Together AI expands fine-tuning scope: Tool calling, reasoning, and vision support arrive for Together AI's fine-tuning service on 18 March 2026, alongside 6x throughput improvements and support for 100B+ parameter models. The addition of cost and ETA estimation makes fine-tuning more predictable for production planning. This positions Together AI as a serious alternative to OpenAI's fine-tuning offerings.
NVIDIA models proliferate across platforms: Nemotron 3 Super becomes available on Amazon Bedrock 18 March 2026, whilst LM Studio adds support for NVIDIA DGX Station GB300 for local model deployment. The multi-platform availability suggests NVIDIA is prioritising broad distribution over exclusive partnerships.
China dominates open-source AI contributions: Hugging Face reports Chinese organisations now lead in model downloads and releases, surpassing US contributions in 2025. This shift reflects strategic moves towards AI sovereignty and data localisation, potentially impacting global model selection strategies.
Quick Hits
• Elasticsearch maintenance: Versions 9.3.2, 9.2.7, and 8.19.13 released with bug fixes and security updates • Amazon Connect expansion: Voice AI agents support 13 new languages with agentic speech-to-speech in London region • Bedrock model additions: Minimax M2.5 and GLM 5 models now available • Claude thinking optimisation: New 'omitted' display field improves streaming performance by hiding internal reasoning • OpenSearch deprecation: Version 3.5 reaches end-of-life 17 March 2026
The Week Ahead
The immediate priority for any team using Vertex Explainable AI is migration planning. With the 16 March 2026 effective date already passed, alternative explainability solutions must be implemented urgently. Google's image and video generation endpoints face deprecation on 30 June 2026, providing slightly more breathing room but requiring attention.

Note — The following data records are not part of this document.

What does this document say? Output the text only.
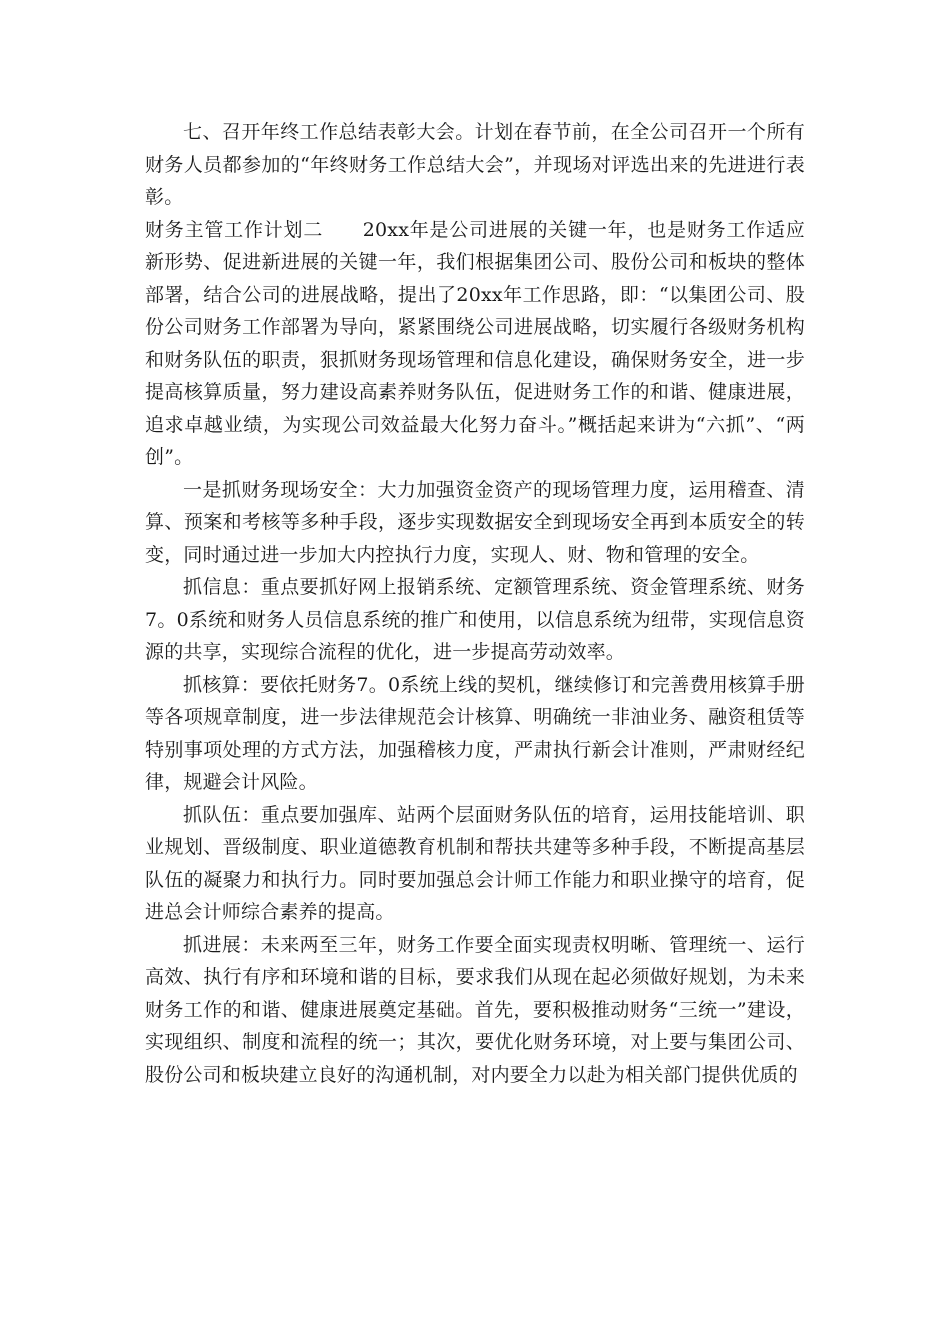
七、召开年终工作总结表彰大会。计划在春节前，在全公司召开一个所有财务人员都参加的“年终财务工作总结大会”，并现场对评选出来的先进进行表彰。

财务主管工作计划二　　20xx年是公司进展的关键一年，也是财务工作适应新形势、促进新进展的关键一年，我们根据集团公司、股份公司和板块的整体部署，结合公司的进展战略，提出了20xx年工作思路，即：“以集团公司、股份公司财务工作部署为导向，紧紧围绕公司进展战略，切实履行各级财务机构和财务队伍的职责，狠抓财务现场管理和信息化建设，确保财务安全，进一步提高核算质量，努力建设高素养财务队伍，促进财务工作的和谐、健康进展，追求卓越业绩，为实现公司效益最大化努力奋斗。”概括起来讲为“六抓”、“两创”。

一是抓财务现场安全：大力加强资金资产的现场管理力度，运用稽查、清算、预案和考核等多种手段，逐步实现数据安全到现场安全再到本质安全的转变，同时通过进一步加大内控执行力度，实现人、财、物和管理的安全。

抓信息：重点要抓好网上报销系统、定额管理系统、资金管理系统、财务7。0系统和财务人员信息系统的推广和使用，以信息系统为纽带，实现信息资源的共享，实现综合流程的优化，进一步提高劳动效率。

抓核算：要依托财务7。0系统上线的契机，继续修订和完善费用核算手册等各项规章制度，进一步法律规范会计核算、明确统一非油业务、融资租赁等特别事项处理的方式方法，加强稽核力度，严肃执行新会计准则，严肃财经纪律，规避会计风险。

抓队伍：重点要加强库、站两个层面财务队伍的培育，运用技能培训、职业规划、晋级制度、职业道德教育机制和帮扶共建等多种手段，不断提高基层队伍的凝聚力和执行力。同时要加强总会计师工作能力和职业操守的培育，促进总会计师综合素养的提高。

抓进展：未来两至三年，财务工作要全面实现责权明晰、管理统一、运行高效、执行有序和环境和谐的目标，要求我们从现在起必须做好规划，为未来财务工作的和谐、健康进展奠定基础。首先，要积极推动财务“三统一”建设，实现组织、制度和流程的统一；其次，要优化财务环境，对上要与集团公司、股份公司和板块建立良好的沟通机制，对内要全力以赴为相关部门提供优质的
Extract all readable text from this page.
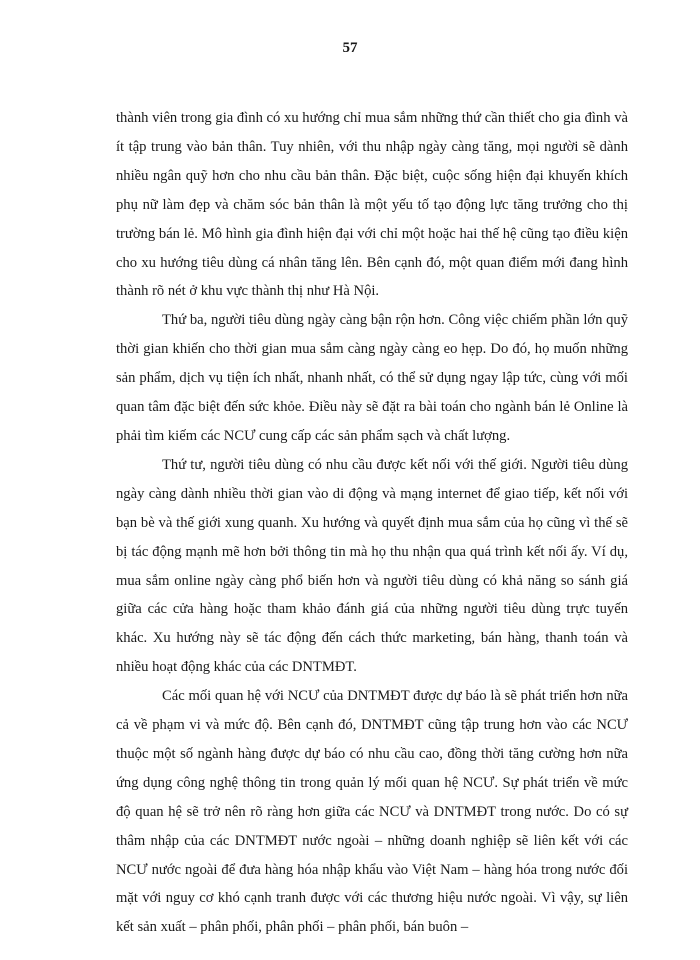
57

thành viên trong gia đình có xu hướng chỉ mua sắm những thứ cần thiết cho gia đình và ít tập trung vào bản thân. Tuy nhiên, với thu nhập ngày càng tăng, mọi người sẽ dành nhiều ngân quỹ hơn cho nhu cầu bản thân. Đặc biệt, cuộc sống hiện đại khuyến khích phụ nữ làm đẹp và chăm sóc bản thân là một yếu tố tạo động lực tăng trưởng cho thị trường bán lẻ. Mô hình gia đình hiện đại với chỉ một hoặc hai thế hệ cũng tạo điều kiện cho xu hướng tiêu dùng cá nhân tăng lên. Bên cạnh đó, một quan điểm mới đang hình thành rõ nét ở khu vực thành thị như Hà Nội.

Thứ ba, người tiêu dùng ngày càng bận rộn hơn. Công việc chiếm phần lớn quỹ thời gian khiến cho thời gian mua sắm càng ngày càng eo hẹp. Do đó, họ muốn những sản phẩm, dịch vụ tiện ích nhất, nhanh nhất, có thể sử dụng ngay lập tức, cùng với mối quan tâm đặc biệt đến sức khỏe. Điều này sẽ đặt ra bài toán cho ngành bán lẻ Online là phải tìm kiếm các NCƯ cung cấp các sản phẩm sạch và chất lượng.

Thứ tư, người tiêu dùng có nhu cầu được kết nối với thế giới. Người tiêu dùng ngày càng dành nhiều thời gian vào di động và mạng internet để giao tiếp, kết nối với bạn bè và thế giới xung quanh. Xu hướng và quyết định mua sắm của họ cũng vì thế sẽ bị tác động mạnh mẽ hơn bởi thông tin mà họ thu nhận qua quá trình kết nối ấy. Ví dụ, mua sắm online ngày càng phổ biến hơn và người tiêu dùng có khả năng so sánh giá giữa các cửa hàng hoặc tham khảo đánh giá của những người tiêu dùng trực tuyến khác. Xu hướng này sẽ tác động đến cách thức marketing, bán hàng, thanh toán và nhiều hoạt động khác của các DNTMĐT.

Các mối quan hệ với NCƯ của DNTMĐT được dự báo là sẽ phát triển hơn nữa cả về phạm vi và mức độ. Bên cạnh đó, DNTMĐT cũng tập trung hơn vào các NCƯ thuộc một số ngành hàng được dự báo có nhu cầu cao, đồng thời tăng cường hơn nữa ứng dụng công nghệ thông tin trong quản lý mối quan hệ NCƯ. Sự phát triển về mức độ quan hệ sẽ trở nên rõ ràng hơn giữa các NCƯ và DNTMĐT trong nước. Do có sự thâm nhập của các DNTMĐT nước ngoài – những doanh nghiệp sẽ liên kết với các NCƯ nước ngoài để đưa hàng hóa nhập khẩu vào Việt Nam – hàng hóa trong nước đối mặt với nguy cơ khó cạnh tranh được với các thương hiệu nước ngoài. Vì vậy, sự liên kết sản xuất – phân phối, phân phối – phân phối, bán buôn –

AWS's real-time AI capabilities warrant evaluation for teams building interactive agents or voice applications. The WebRTC support in AgentCore Runtime and Polly's bidirectional streaming represent genuine capability advances rather than incremental improvements.
Watch for OpenAI's acquisition of Astral to complete, potentially accelerating Codex development for Python tooling. The strategic focus on developer tools suggests OpenAI is building a comprehensive development ecosystem beyond language models.